To solve the problem of finding the dimensional representation of the time constant \(\tau\) for a spherical body falling in a viscous medium, we will analyze the given options step by step. ### Step-by-Step Solution: 1. **Understanding Terminal Velocity**: The terminal velocity \(v\) of a spherical body falling in a viscous medium can be expressed using the formula: \[ v = \frac{mg}{6\pi \eta r} \] where: - \(m\) = mass of the body - \(g\) = acceleration due to gravity - \(\eta\) = viscosity of the medium - \(r\) = radius of the spherical body 2. **Dimensional Analysis of Terminal Velocity**: The dimensions of each variable are: - Mass \(m\): \([M]\) - Acceleration due to gravity \(g\): \([L T^{-2}]\) - Viscosity \(\eta\): \([M L^{-1} T^{-1}]\) - Radius \(r\): \([L]\) Plugging these into the terminal velocity formula: \[ v = \frac{[M][L T^{-2}]}{[M L^{-1} T^{-1}][L]} = \frac{M L T^{-2}}{M L^{-1} T^{-1} L} = \frac{M L T^{-2}}{M L^{0} T^{-1}} = L T^{-1} \] Thus, the dimension of terminal velocity \(v\) is \([L T^{-1}]\). 3. **Finding the Time Constant \(\tau\)**: The time constant \(\tau\) is the time taken for the velocity to reach \(0.63\) times the terminal velocity.
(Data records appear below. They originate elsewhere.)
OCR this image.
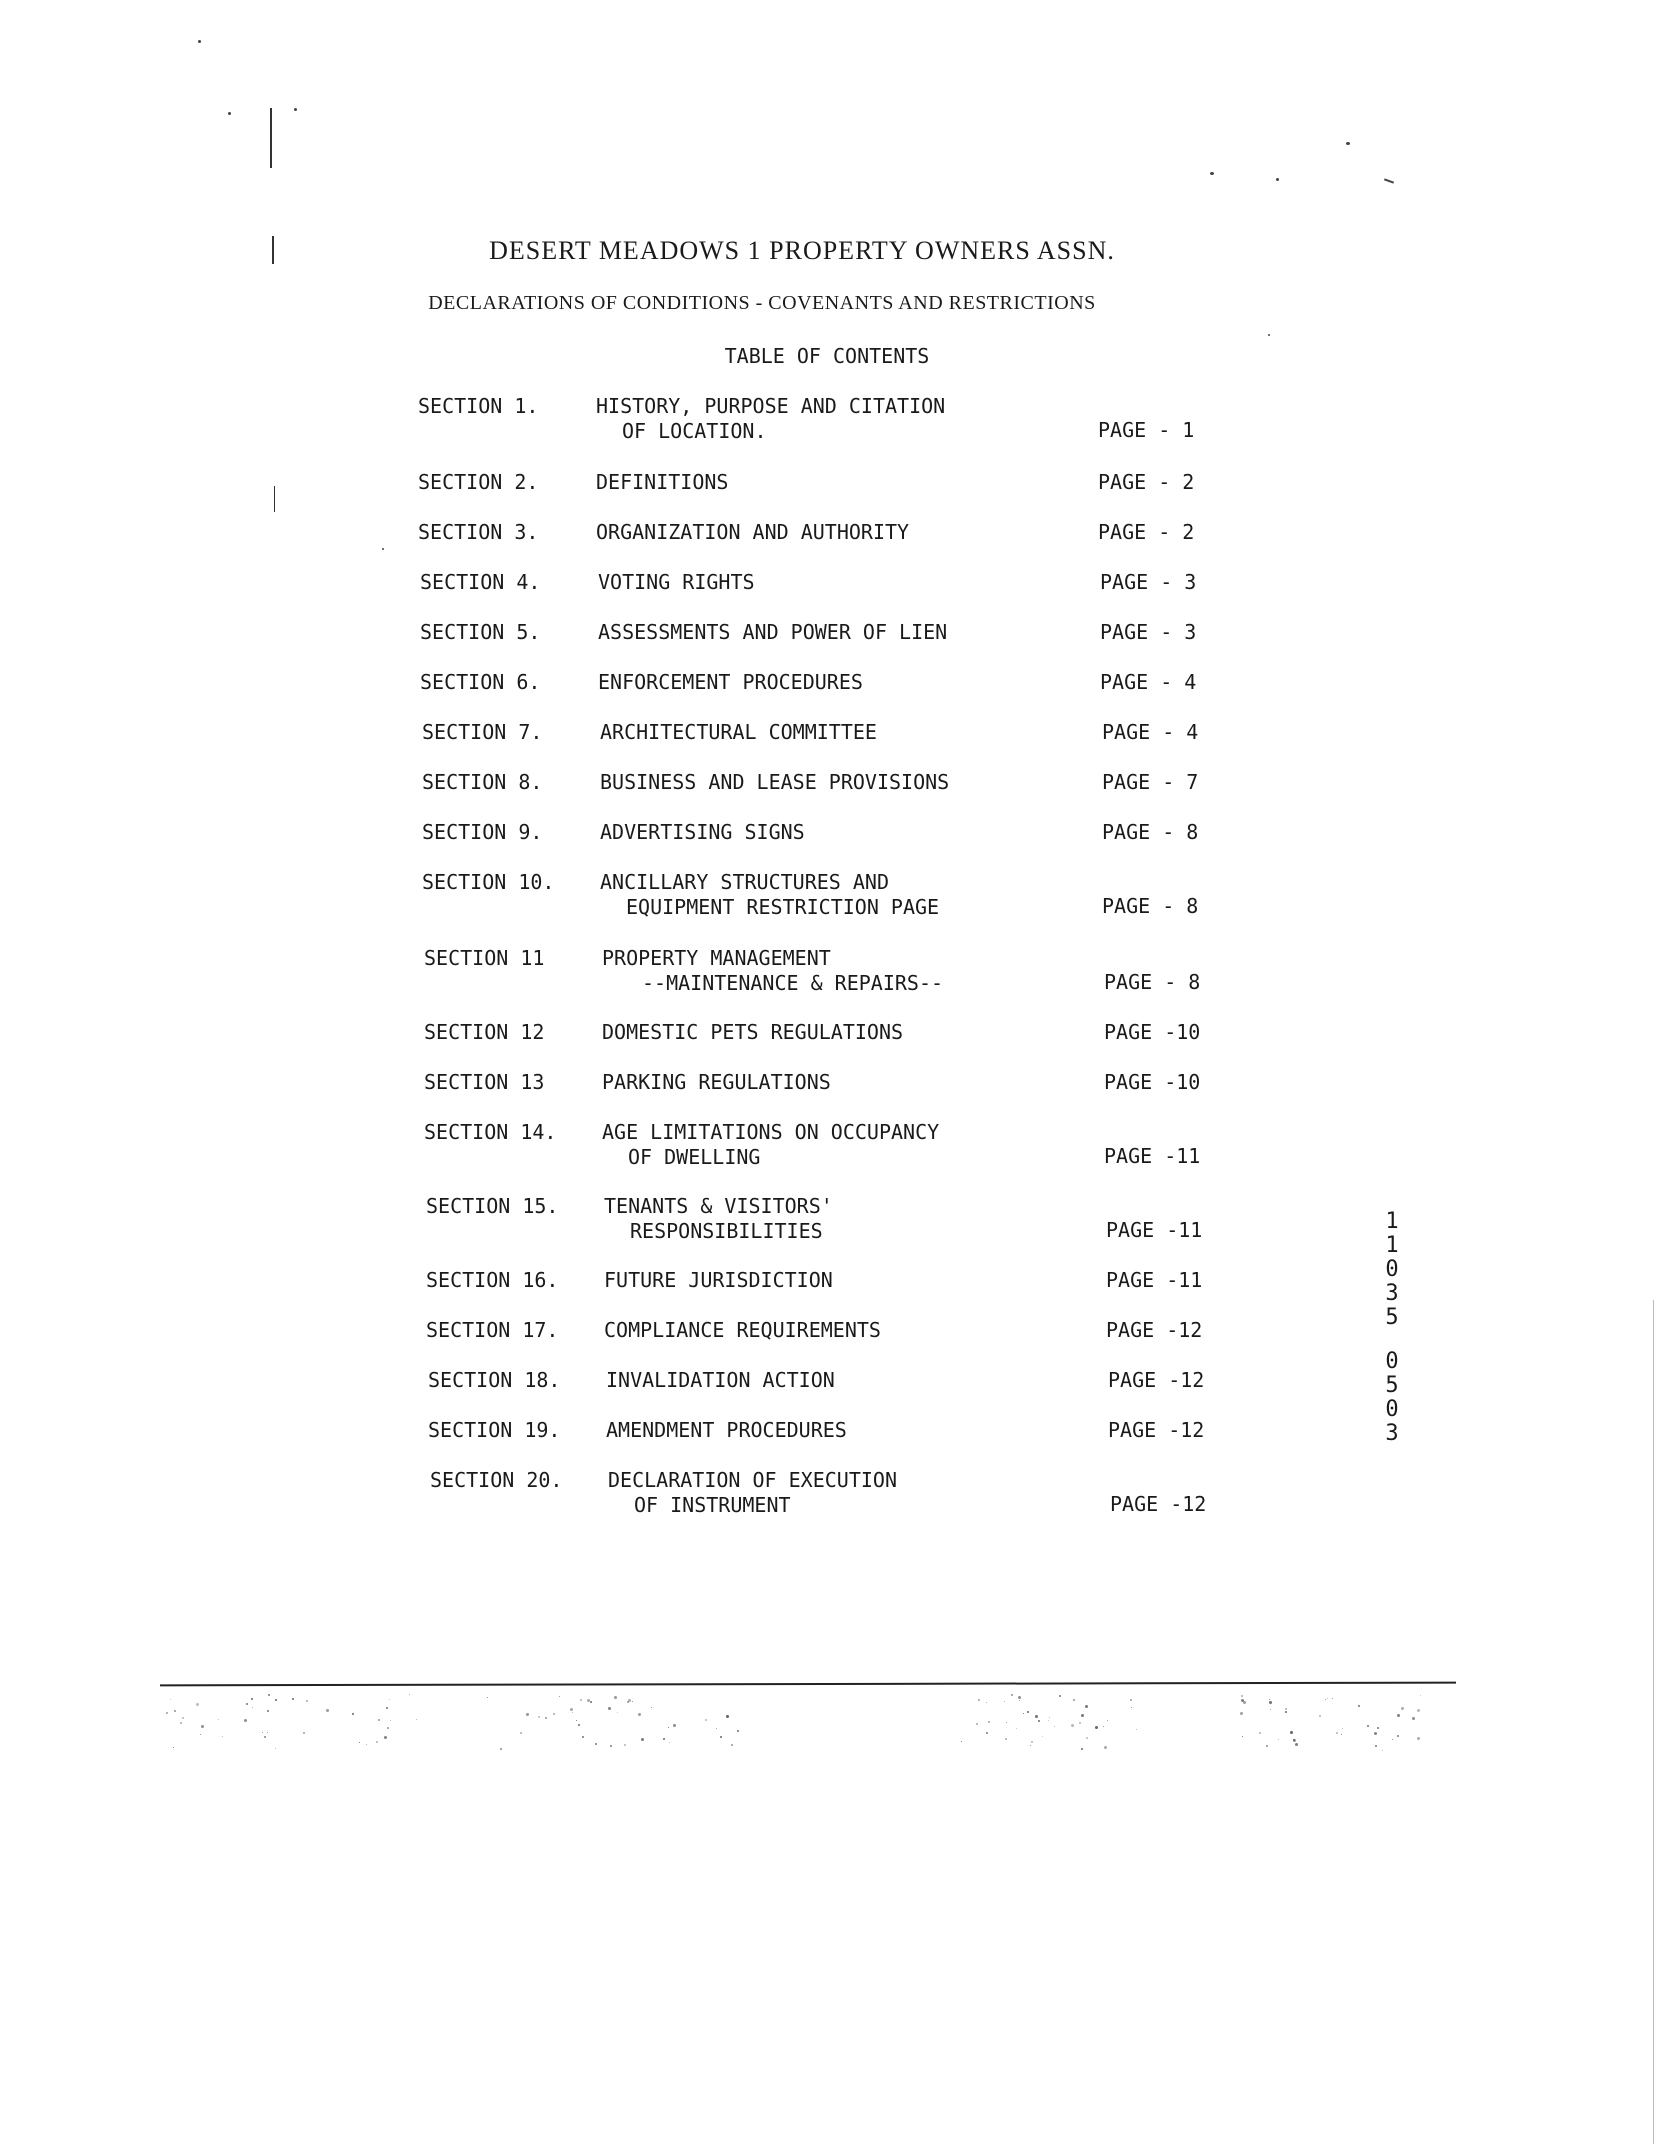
DESERT MEADOWS 1 PROPERTY OWNERS ASSN.
DECLARATIONS OF CONDITIONS - COVENANTS AND RESTRICTIONS
TABLE OF CONTENTS
SECTION 1.	HISTORY, PURPOSE AND CITATION
OF LOCATION.	PAGE - 1
SECTION 2.	DEFINITIONS	PAGE - 2
SECTION 3.	ORGANIZATION AND AUTHORITY	PAGE - 2
SECTION 4.	VOTING RIGHTS	PAGE - 3
SECTION 5.	ASSESSMENTS AND POWER OF LIEN	PAGE - 3
SECTION 6.	ENFORCEMENT PROCEDURES	PAGE - 4
SECTION 7.	ARCHITECTURAL COMMITTEE	PAGE - 4
SECTION 8.	BUSINESS AND LEASE PROVISIONS	PAGE - 7
SECTION 9.	ADVERTISING SIGNS	PAGE - 8
SECTION 10. ANCILLARY STRUCTURES AND
EQUIPMENT RESTRICTION PAGE	PAGE - 8
SECTION 11	PROPERTY MANAGEMENT
--MAINTENANCE & REPAIRS--	PAGE - 8
SECTION 12	DOMESTIC PETS REGULATIONS	PAGE -10
SECTION 13	PARKING REGULATIONS	PAGE -10
SECTION 14. AGE LIMITATIONS ON OCCUPANCY
OF DWELLING	PAGE -11
SECTION 15. TENANTS & VISITORS'
RESPONSIBILITIES	PAGE -11
SECTION 16. FUTURE JURISDICTION	PAGE -11
SECTION 17. COMPLIANCE REQUIREMENTS	PAGE -12
SECTION 18. INVALIDATION ACTION	PAGE -12
SECTION 19. AMENDMENT PROCEDURES	PAGE -12
SECTION 20. DECLARATION OF EXECUTION
OF INSTRUMENT	PAGE -12
11035
0503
The time constant can be expressed in terms of the dimensions of the system. 4. **Analyzing the Given Options**: We will check each option to see if it has the dimension of time \([T]\). **Option A**: \(\frac{m r^2}{6 \pi \eta}\) - Dimensions: \[ = \frac{[M][L^2]}{[M L^{-1} T^{-1}]} = \frac{M L^2}{M L^{-1} T^{-1}} = L^3 T \] - Not dimensionally time. **Option B**: \(\sqrt{\frac{6 \pi m r}{\eta g^2}}\) - Dimensions: \[ = \sqrt{\frac{[M][L]}{[M L^{-1} T^{-1}][L^2 T^{-4}]}} = \sqrt{\frac{M L}{M L^{-1} T^{-1} L^2 T^{-4}}} = \sqrt{L^3 T^3} = L^{3/2} T^{3/2} \] - Not dimensionally time. **Option C**: \(\frac{m}{6 \pi \eta g^2}\) - Dimensions: \[ = \frac{[M]}{[M L^{-1} T^{-1}][L^2 T^{-4}]} = \frac{M}{M L^{-1} T^{-1} L^2 T^{-4}} = \frac{1}{L T^2} \] - Not dimensionally time. **Option D**: \(\frac{1}{g}\) - Dimensions: \[ = \frac{1}{[L T^{-2}]} = [T] \] - This has the dimension of time. 5. **Conclusion**: The only option that represents the time constant \(\tau\) dimensionally is: \[ \tau \sim \frac{1}{g} \] ### Final Answer: The dimensional representation of the time constant \(\tau\) is given by option D.